The socket can be marked as non-blocking prior to reading from it, usually via fcntl or ioctl.
What this excerpt from the manual says is that, basically, reads on both blocking and non-blocking sockets are not required to fill the whole buffer that is supplied. That is why it is important to check the result of the recv/read calls in order to know how much of the buffer contains the actual data and how much is garbage.
It is not a good idea at all to use blocking sockets in conjunction with the IO polling calls such as select/poll/epoll. Even if the polling call indicates that a particular socket is ready for reading, a blocking socket would sometimes still block.
When a socket is signalled as being OK to write by a call to select(), how can I know how much data I can send without blocking? (In the case of full send buffers etc.)
Does inclusion in the set returned by select() signify that the socket is ready for at least one byte of data, and will send() then return a short count of written bytes?
Or will it block when I call send() with a len parameter that is bigger than the available buffer space?

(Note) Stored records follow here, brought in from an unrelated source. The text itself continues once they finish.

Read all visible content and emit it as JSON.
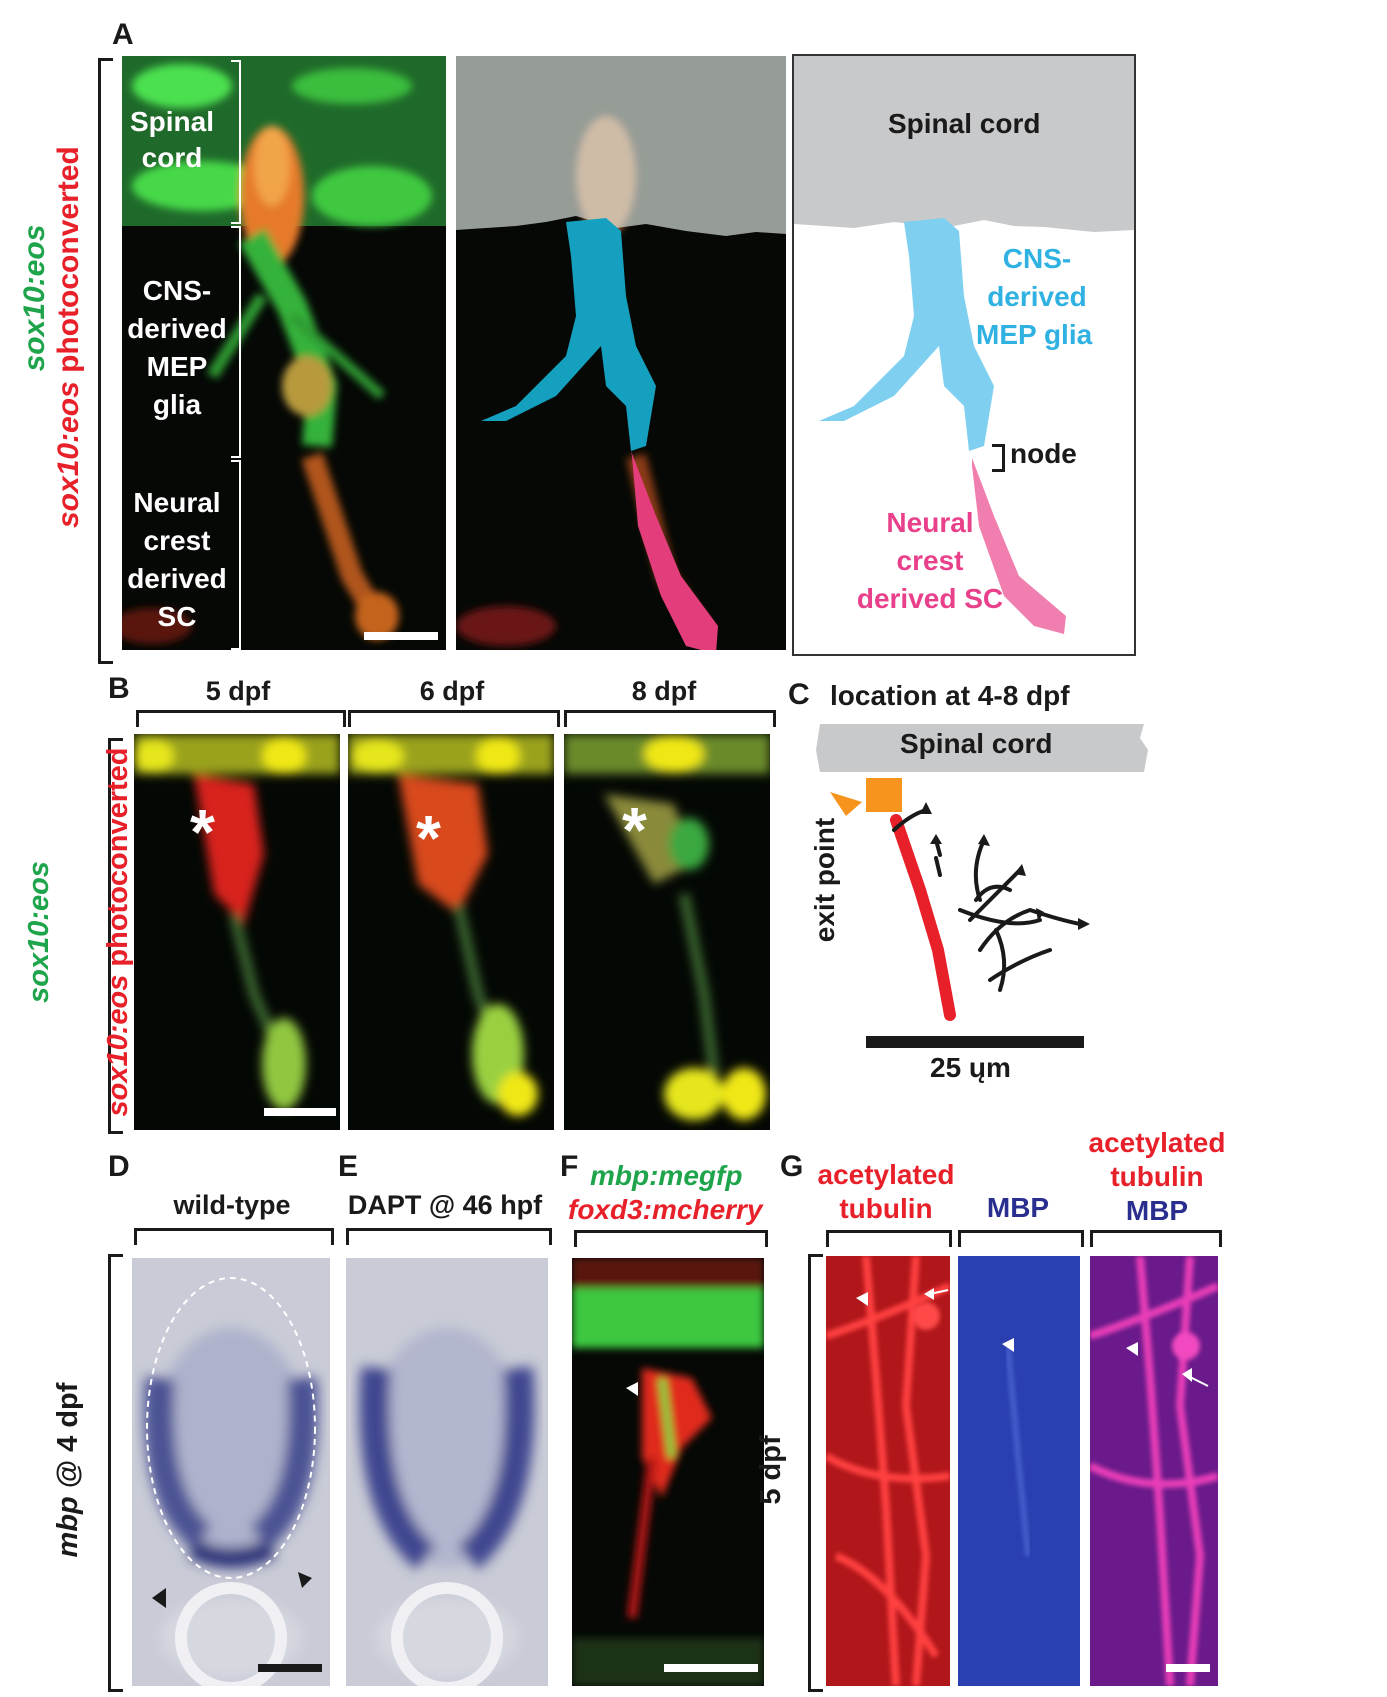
{
  "panel_letters": {
    "A": "A",
    "B": "B",
    "C": "C",
    "D": "D",
    "E": "E",
    "F": "F",
    "G": "G"
  },
  "panel_a": {
    "side_label_green": "sox10:eos",
    "side_label_red_italic": "sox10:eos",
    "side_label_red_rest": " photoconverted",
    "region_spinal_1": "Spinal",
    "region_spinal_2": "cord",
    "region_cns_1": "CNS-",
    "region_cns_2": "derived",
    "region_cns_3": "MEP",
    "region_cns_4": "glia",
    "region_nc_1": "Neural",
    "region_nc_2": "crest",
    "region_nc_3": "derived",
    "region_nc_4": "SC",
    "diagram_spinal": "Spinal cord",
    "diagram_cns_1": "CNS-",
    "diagram_cns_2": "derived",
    "diagram_cns_3": "MEP glia",
    "diagram_node": "node",
    "diagram_nc_1": "Neural",
    "diagram_nc_2": "crest",
    "diagram_nc_3": "derived SC",
    "colors": {
      "cns": "#7fd0f0",
      "nc": "#f07fb0",
      "spinal": "#c8c9cb"
    }
  },
  "panel_b": {
    "time_1": "5 dpf",
    "time_2": "6 dpf",
    "time_3": "8 dpf",
    "side_label_green": "sox10:eos",
    "side_label_red_italic": "sox10:eos",
    "side_label_red_rest": " photoconverted",
    "star": "*"
  },
  "panel_c": {
    "title": "location at 4-8 dpf",
    "spinal": "Spinal cord",
    "exit": "exit point",
    "scale": "25 ųm"
  },
  "panel_d": {
    "header": "wild-type",
    "side_italic": "mbp",
    "side_rest": " @ 4 dpf"
  },
  "panel_e": {
    "header": "DAPT @ 46 hpf"
  },
  "panel_f": {
    "line1": "mbp:megfp",
    "line2": "foxd3:mcherry"
  },
  "panel_g": {
    "h1_1": "acetylated",
    "h1_2": "tubulin",
    "h2": "MBP",
    "h3_1": "acetylated",
    "h3_2": "tubulin",
    "h3_3": "MBP",
    "side": "5 dpf"
  }
}
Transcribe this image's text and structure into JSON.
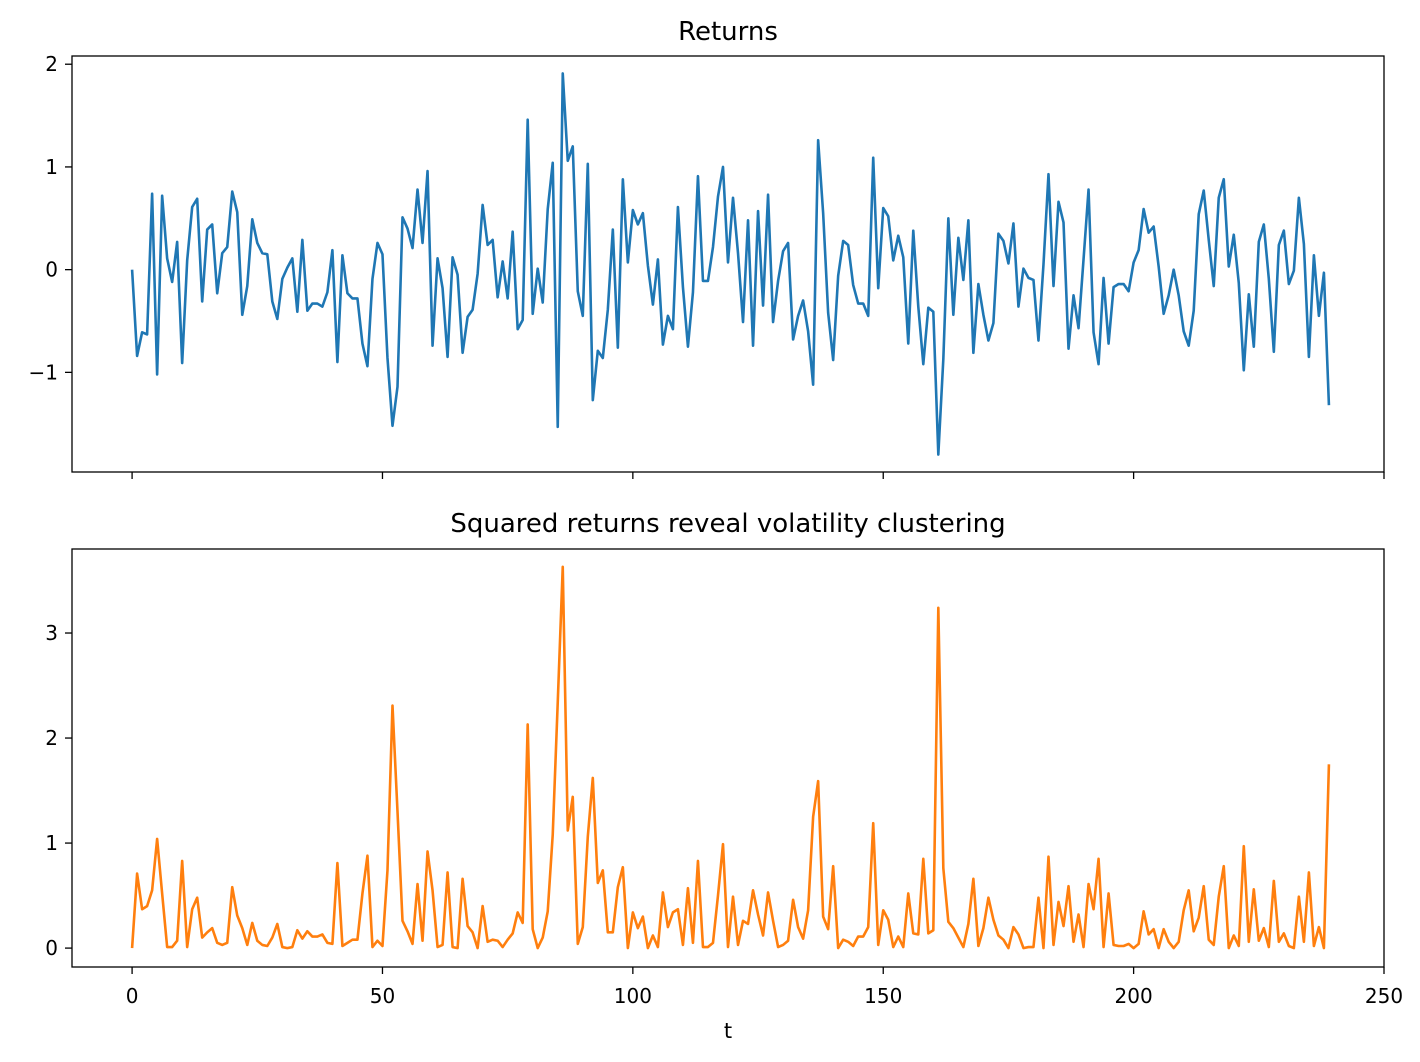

If so, how do I know the maximum amount?
I'm using regular C sockets on Linux.
The send call should not block on the first call, and should send at least one byte on the first call -- assuming you are using a stream protocol and assuming it's not interrupted by a signal, etc. However, there are really only two ways to figure out how much data you can send:
Call select after every call to send to see if more data can be sent.
Put the socket in non-blocking mode, and call send until it gives an EAGAIN or EWOULDBLOCK error.
The second option is preferred. (The third option is to do it in a different thread and simply let the thread block, which is also a good solution. In the past, threading implementations weren't as mature so non-blocking mode was seen as necessary for high-performance servers.)
You cannot know. You have to sent the socket to be non-blocking, and then pay attention to the return value that tells you how much it has written.